Skip to content

Representativeness Metric

The Representativeness metric compares the distribution of your data to a target reference distribution (such as Normal or Uniform). It ensures that the dataset conforms to a given specification or requirement.

What It Measures

Representativeness checks if your data follows a known distribution. Use it to:

  • Validate synthetic data — Ensure generated data matches expected patterns
  • Check for data drift — Detect changes in data distribution over time
  • Ensure balanced datasets — Verify class distributions in classification tasks

Available Statistical Tests

Test What It Does Best For
Chi-Square (χ²) Goodness-of-fit test Categorical/binned data
Kolmogorov-Smirnov (KS) Non-parametric test Continuous distributions
Shannon Entropy Measures information diversity General diversity
GRTE Granular Relative Theoretical Entropy Complex distributions (Confiance.ai)

Use Cases

  • Validate that training data matches expected distributions
  • Detect distribution shifts in production data
  • Check if data augmentation preserved original distribution
  • Verify synthetic data quality

Processor Information

  • Class: RepresentativenessProcessor
  • Package: dqm-ml-core
  • Type Name: representativeness

Configuration Parameters

  • input_columns: Numeric columns to analyze.
  • distribution: Reference distribution name (normal, uniform).
  • metrics: List of statistical tests to run (chi-square, kolmogorov-smirnov, shannon-entropy, grte).
  • bins: Number of bins for histogram-based tests (default: 10).
  • distribution_params: (Optional) Parameters for the reference distribution (e.g., mean, std for normal).

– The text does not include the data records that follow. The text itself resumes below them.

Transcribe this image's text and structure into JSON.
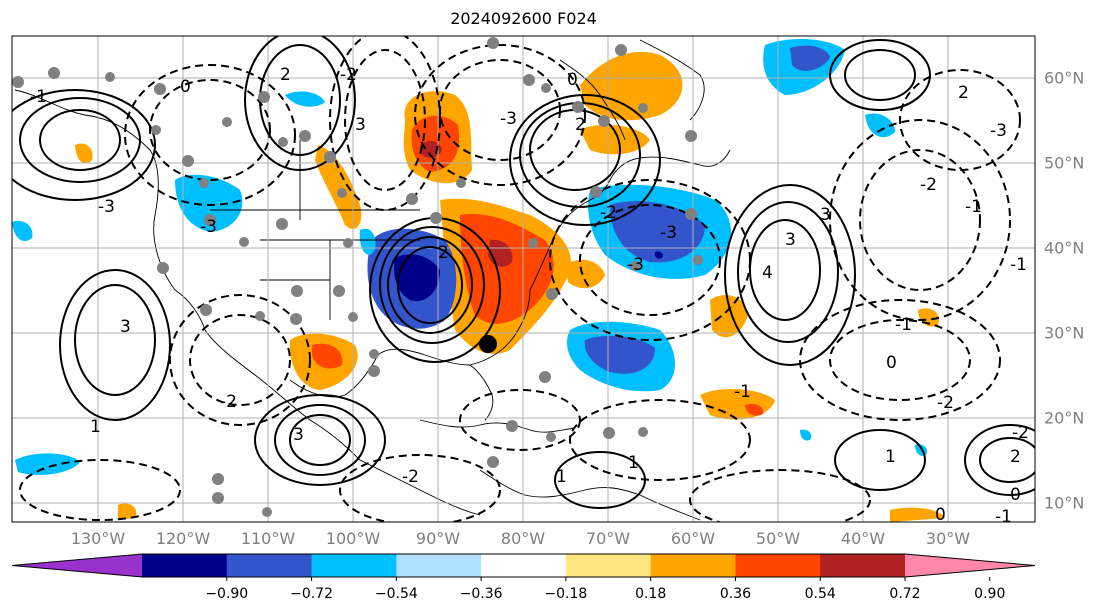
{
  "title": "2024092600 F024",
  "lon_labels": [
    "130°W",
    "120°W",
    "110°W",
    "100°W",
    "90°W",
    "80°W",
    "70°W",
    "60°W",
    "50°W",
    "40°W",
    "30°W"
  ],
  "lat_labels": [
    "60°N",
    "50°N",
    "40°N",
    "30°N",
    "20°N",
    "10°N"
  ],
  "colorbar": {
    "ticks": [
      "−0.90",
      "−0.72",
      "−0.54",
      "−0.36",
      "−0.18",
      "0.18",
      "0.36",
      "0.54",
      "0.72",
      "0.90"
    ],
    "colors": [
      "#9932cc",
      "#00008b",
      "#3355cc",
      "#00bfff",
      "#b0e0ff",
      "#ffffff",
      "#ffe680",
      "#ffa500",
      "#ff4500",
      "#b22222",
      "#ff88aa"
    ]
  },
  "contour_labels": [
    "3",
    "0",
    "-1",
    "-2",
    "-3",
    "0",
    "3",
    "2",
    "3",
    "-2",
    "2",
    "-3",
    "-2",
    "4",
    "-1",
    "3",
    "2",
    "0",
    "-1",
    "-2",
    "-3",
    "1",
    "-2",
    "-2",
    "3",
    "-3",
    "-3",
    "2",
    "1",
    "-3",
    "-1",
    "1",
    "0",
    "-1",
    "-2",
    "2",
    "1",
    "0",
    "-1"
  ],
  "colors": {
    "orange": "#ffa500",
    "red_orange": "#ff4500",
    "dark_red": "#b22222",
    "dark_blue": "#00008b",
    "blue": "#3355cc",
    "cyan": "#00bfff",
    "light_blue": "#b0e0ff",
    "marker_gray": "#808080"
  }
}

Example YAML Configuration

metrics_processor:
  dist_check:
    type: representativeness
    input_columns: ["feature_x"]
    distribution: "normal"
    metrics: ["chi-square", "kolmogorov-smirnov"]
    bins: 30
    distribution_params:
      mean: 0.0
      std: 1.0

Output

The processor returns a dictionary with scores for each requested metric and column:

  • <column_name>_<metric_name>_score: The statistical test score.
  • <column_name>_<metric_name>_pvalue: The p-value associated with the test.